The sequences for this execise are from the Chinese sequencing company Novogene. The sequenceing was performed on the Illumina NovaSeq platform.
Download Data
Create a directory for the exercise and a sub-directory named raw_seqs for the sequences. Download the sequences, primer sequences and sample data with the following code:
#Make directories
cd
mkdir novogene_exercise
cd novogene_exercise
mkdir raw_seqs
# Download raw sequences
cd raw_seqs
wget https://github.com/jfq3/data_sets/raw/refs/heads/master/novogene_sampled/sampled_reads.tar.gz
tar xzf sampled_reads.tar.gz
# Download primers:
cd ../
wget https://github.com/jfq3/data_sets/raw/refs/heads/master/novogene_sampled/Novogene%20primers
# Download sample data:
wget https://github.com/jfq3/data_sets/raw/refs/heads/master/novogene_sampled/sample_data.txtExamine the Reads
Are these paired reads? If paired, are they interleaved or are forward and reverse reads in separate files?

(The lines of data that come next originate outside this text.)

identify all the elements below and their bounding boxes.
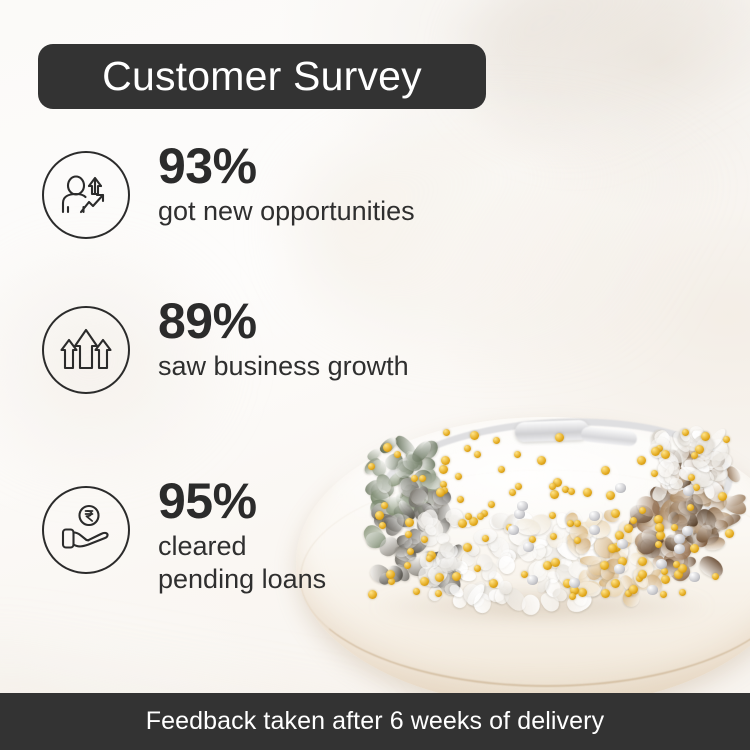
- gold-bead: [537, 456, 546, 465]
- stat-text-block: 95% cleared pending loans: [158, 475, 326, 596]
- product-bracelet-image: [355, 415, 750, 625]
- gold-bead: [660, 591, 667, 598]
- gold-bead: [723, 436, 730, 443]
- gold-bead: [725, 529, 734, 538]
- gold-bead: [630, 517, 637, 524]
- gold-bead: [673, 561, 680, 568]
- silver-bead: [615, 483, 626, 493]
- gold-bead: [601, 589, 610, 598]
- gold-bead: [661, 575, 670, 584]
- gold-bead: [551, 558, 560, 567]
- footer-bar: Feedback taken after 6 weeks of delivery: [0, 693, 750, 750]
- gold-bead: [637, 456, 646, 465]
- gold-bead: [567, 520, 574, 527]
- silver-bead: [656, 559, 667, 569]
- stat-label: got new opportunities: [158, 195, 415, 228]
- gold-bead: [405, 531, 412, 538]
- gold-bead: [477, 513, 484, 520]
- gold-bead: [651, 470, 658, 477]
- gold-bead: [489, 579, 498, 588]
- gold-bead: [568, 488, 575, 495]
- stat-percent: 89%: [158, 295, 409, 347]
- hand-rupee-coin-icon: [42, 486, 130, 574]
- gold-bead: [404, 562, 411, 569]
- stat-row: 93% got new opportunities: [42, 140, 415, 239]
- gemstone-chip: [715, 520, 728, 530]
- gold-bead: [691, 452, 698, 459]
- gold-bead: [482, 535, 489, 542]
- gold-bead: [457, 496, 464, 503]
- gold-bead: [679, 589, 686, 596]
- gold-bead: [455, 473, 462, 480]
- gold-bead: [381, 502, 388, 509]
- three-up-arrows-icon: [42, 306, 130, 394]
- stat-text-block: 89% saw business growth: [158, 295, 409, 383]
- gold-bead: [661, 568, 668, 575]
- stat-label: saw business growth: [158, 350, 409, 383]
- gold-bead: [687, 504, 694, 511]
- gold-bead: [549, 512, 556, 519]
- silver-bead: [517, 501, 528, 511]
- gold-bead: [600, 561, 609, 570]
- stat-percent: 95%: [158, 475, 326, 527]
- gold-bead: [583, 488, 592, 497]
- silver-bead: [614, 564, 625, 574]
- silver-bead: [569, 578, 580, 588]
- stat-percent: 93%: [158, 140, 415, 192]
- gold-bead: [470, 431, 479, 440]
- gold-bead: [569, 593, 576, 600]
- gold-bead: [388, 578, 395, 585]
- gold-bead: [549, 483, 556, 490]
- gold-bead: [465, 513, 472, 520]
- gold-bead: [493, 437, 500, 444]
- gold-bead: [420, 577, 429, 586]
- gold-bead: [611, 579, 620, 588]
- gold-bead: [651, 447, 660, 456]
- gold-bead: [441, 456, 450, 465]
- gold-bead: [405, 518, 414, 527]
- gold-bead: [690, 544, 699, 553]
- gold-bead: [578, 588, 587, 597]
- silver-bead: [674, 544, 685, 554]
- gold-bead: [375, 511, 384, 520]
- gold-bead: [498, 466, 505, 473]
- person-growth-arrow-icon: [42, 151, 130, 239]
- gold-bead: [515, 483, 522, 490]
- gold-bead: [452, 572, 461, 581]
- gold-bead: [611, 509, 620, 518]
- gold-bead: [386, 570, 395, 579]
- gemstone-chip: [670, 478, 683, 489]
- gold-bead: [474, 565, 481, 572]
- silver-bead: [589, 511, 600, 521]
- gold-bead: [701, 432, 710, 441]
- gold-bead: [435, 590, 442, 597]
- gold-bead: [474, 451, 481, 458]
- gold-bead: [655, 523, 664, 532]
- gold-bead: [464, 445, 471, 452]
- silver-bead: [617, 539, 628, 549]
- gold-bead: [488, 501, 495, 508]
- footer-note: Feedback taken after 6 weeks of delivery: [146, 707, 604, 736]
- gold-bead: [439, 465, 448, 474]
- gold-bead: [368, 590, 377, 599]
- gold-bead: [436, 488, 445, 497]
- stat-text-block: 93% got new opportunities: [158, 140, 415, 228]
- silver-bead: [589, 525, 600, 535]
- gold-bead: [718, 492, 727, 501]
- gold-bead: [458, 519, 467, 528]
- gold-bead: [688, 474, 695, 481]
- gold-bead: [624, 524, 633, 533]
- gold-bead: [606, 491, 615, 500]
- page-title: Customer Survey: [102, 56, 422, 97]
- gold-bead: [443, 429, 450, 436]
- title-badge: Customer Survey: [38, 44, 486, 109]
- gold-bead: [574, 537, 581, 544]
- silver-bead: [527, 575, 538, 585]
- stat-row: 89% saw business growth: [42, 295, 409, 394]
- gold-bead: [712, 573, 719, 580]
- silver-bead: [683, 486, 694, 496]
- gold-bead: [601, 466, 610, 475]
- gold-bead: [550, 490, 559, 499]
- stat-label: cleared pending loans: [158, 530, 326, 596]
- gold-bead: [629, 585, 638, 594]
- gold-bead: [383, 443, 392, 452]
- gold-bead: [368, 463, 375, 470]
- gold-bead: [413, 588, 420, 595]
- gold-bead: [509, 489, 516, 496]
- stat-row: 95% cleared pending loans: [42, 475, 326, 596]
- bracelet-stone-cluster: [355, 415, 750, 625]
- silver-bead: [674, 534, 685, 544]
- customer-survey-poster: Customer Survey: [0, 0, 750, 750]
- silver-bead: [508, 525, 519, 535]
- silver-bead: [647, 585, 658, 595]
- gemstone-chip: [460, 569, 477, 581]
- gold-bead: [514, 451, 521, 458]
- silver-bead: [689, 572, 700, 582]
- gold-bead: [555, 433, 564, 442]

Do they require binning by sample?
How long are the reads?
Align the primers with the reads. Where do the primers hit? At the very ends of the reads, or is there some padding prior to the primer sequence? How long are the primers?
How long is the target region?
Assuming an overlap lenght of 12 bp for merging, what is the maximum length of merged reads?
Check Read Quality
Run fastqc and multiqc. Are there any samples that shold be removed for poor quality or too few reads?
Are there warnings about the presence of Illumina adapters? If so, they shold be removed before proceeding.
Process the Reads
Decide on a processing strategy and process with QIIME 2.
What is the overall read retention?
What is the length distribution of the representative sequences?